Deputy Secretary General Rose Gottemoeller, the highest-ranking civilian woman in NATO’s history and a steadfast champion for gender equality in the alliance, was honored in September with Georgetown University’s Institute for Women, Peace and Security’s 2018 International Trailblazer Award.
“Integrating gender perspectives into the work of NATO and the security sector more broadly is an important tool to enhance operational effectiveness,” Ambassador Melanne Verveer, director of Georgetown’s Institute for Women, Peace and Security, said when presenting the award with Shéhérazade Semsar-de Boisséson, a member of Georgetown University’s board of directors. “Today we know that is an evidence based case.”

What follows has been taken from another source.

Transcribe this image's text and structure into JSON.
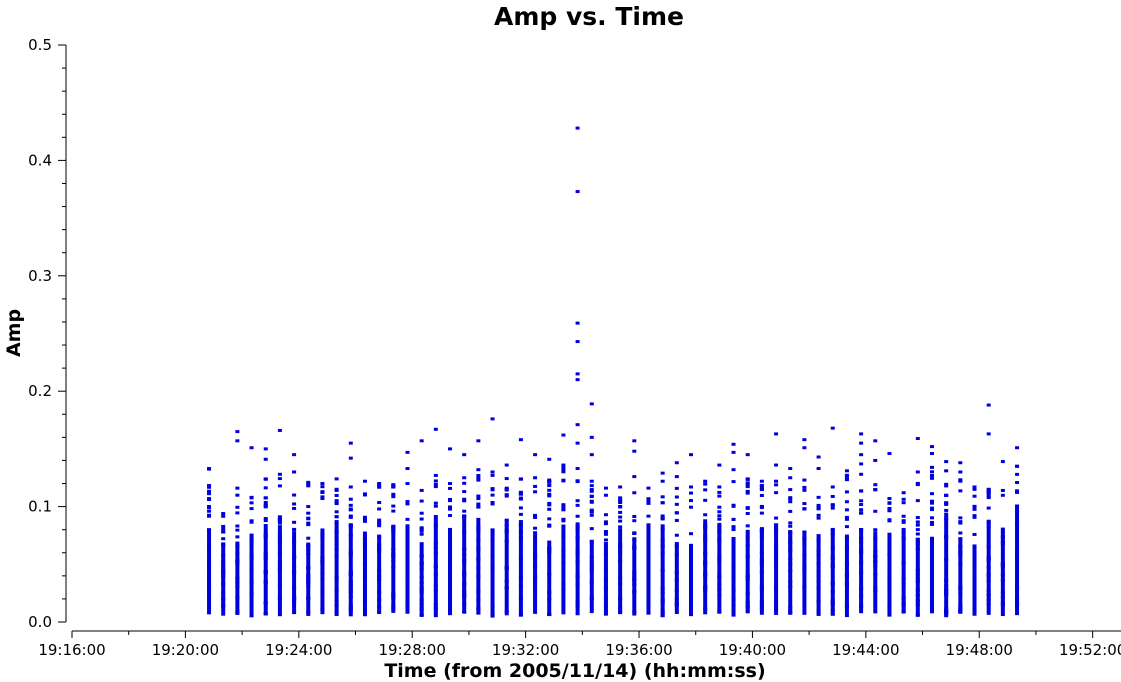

The award, presented this year in Brussels, is bestowed annually to leaders who recognize the important role of women in creating a more peaceful and secure world. The 2017 International Trailblazer Award was presented in London to three women negotiators and peace-builders from Ukraine, Northern Ireland and Myanmar: Iryna Gerashchenko, Monica McWilliams and May Sabe Phyu.

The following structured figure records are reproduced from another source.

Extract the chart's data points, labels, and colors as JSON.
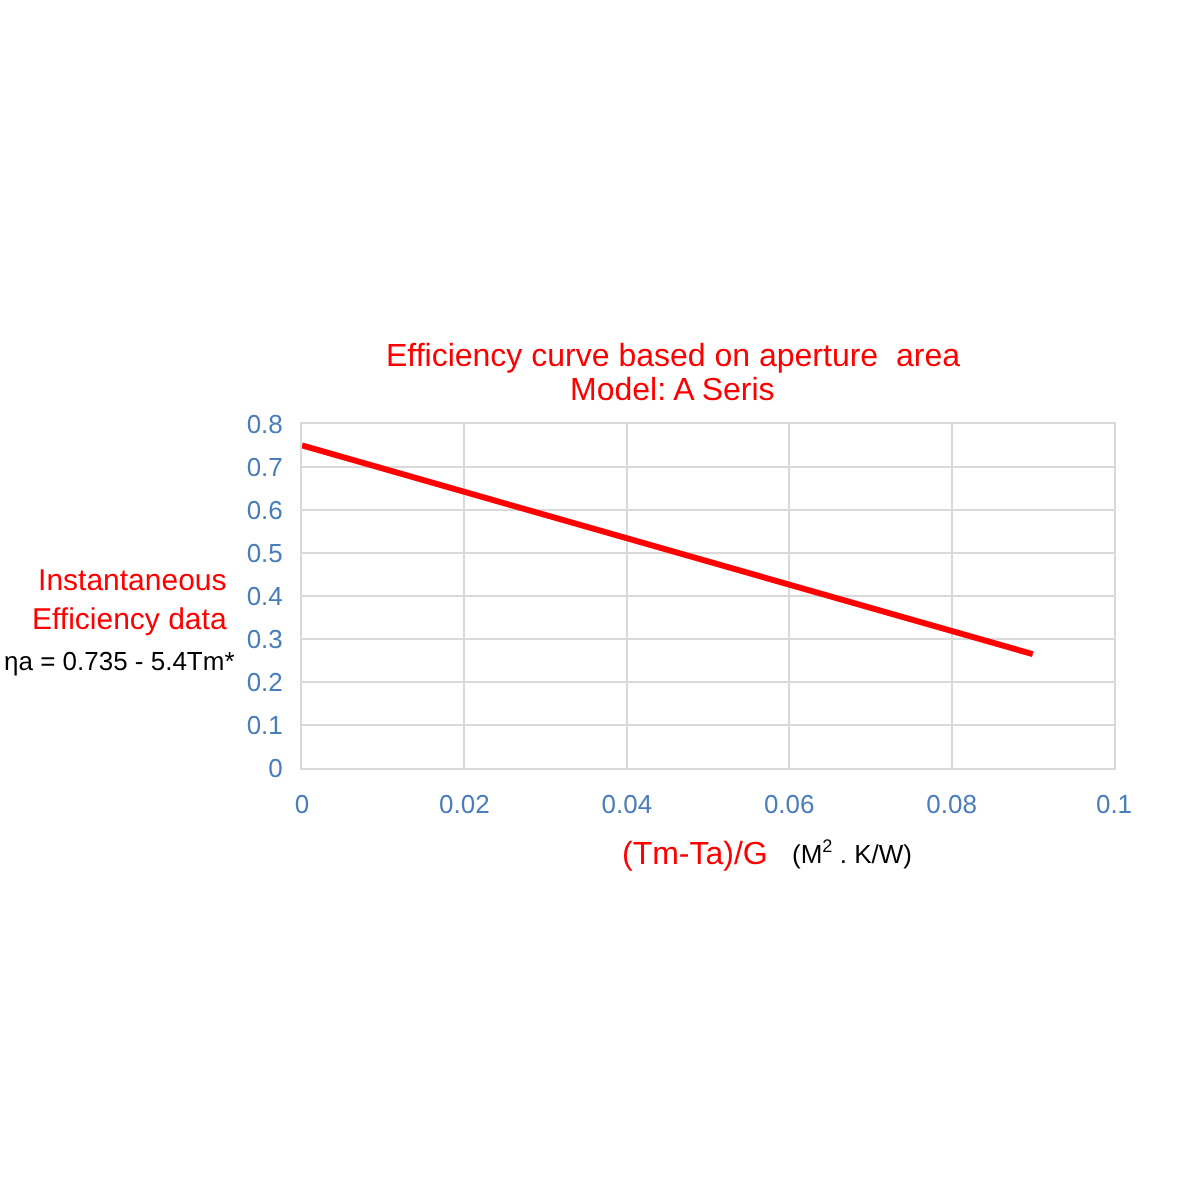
{
  "chart_data": {
    "type": "line",
    "title": "Efficiency curve based on aperture  area",
    "subtitle": "Model: A Seris",
    "xlabel": "(Tm-Ta)/G",
    "ylabel": "Instantaneous\nEfficiency data",
    "annotations": [
      "ηa = 0.735 - 5.4Tm*",
      "(M$^{2}$ . K/W)"
    ],
    "x": [
      0,
      0.09
    ],
    "series": [
      {
        "color": "#ff0000",
        "values": [
          0.75,
          0.265
        ]
      }
    ],
    "xlim": [
      0,
      0.1
    ],
    "xticks": [
      0,
      0.02,
      0.04,
      0.06,
      0.08,
      0.1
    ],
    "ylim": [
      0,
      0.8
    ],
    "yticks": [
      0,
      0.1,
      0.2,
      0.3,
      0.4,
      0.5,
      0.6,
      0.7,
      0.8
    ],
    "grid": true,
    "marker": "none",
    "line_style": "solid"
  }
}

Under Gottemoeller’s leadership, NATO has redoubled efforts to integrate women’s perspectives and participation in the work of the security organization—deploying Gender Advisors in countries such as Afghanistan and Kosovo, establishing a panel of civil society and women’s organizations to inform the alliance and developing an action plan to advance the women, peace and security agenda.
“NATO has been the most successful military alliance throughout history, but attention to the role of women in security has not always been at the top of NATO’s priority list,” Gottemoeller said when accepting the award. “We know that we at NATO need to do a better job because stability, security and conflict resolution only come about when women are fully engaged and able to work together with their governments and with us to ensure that problems get solved down to the level of the village and the local government.”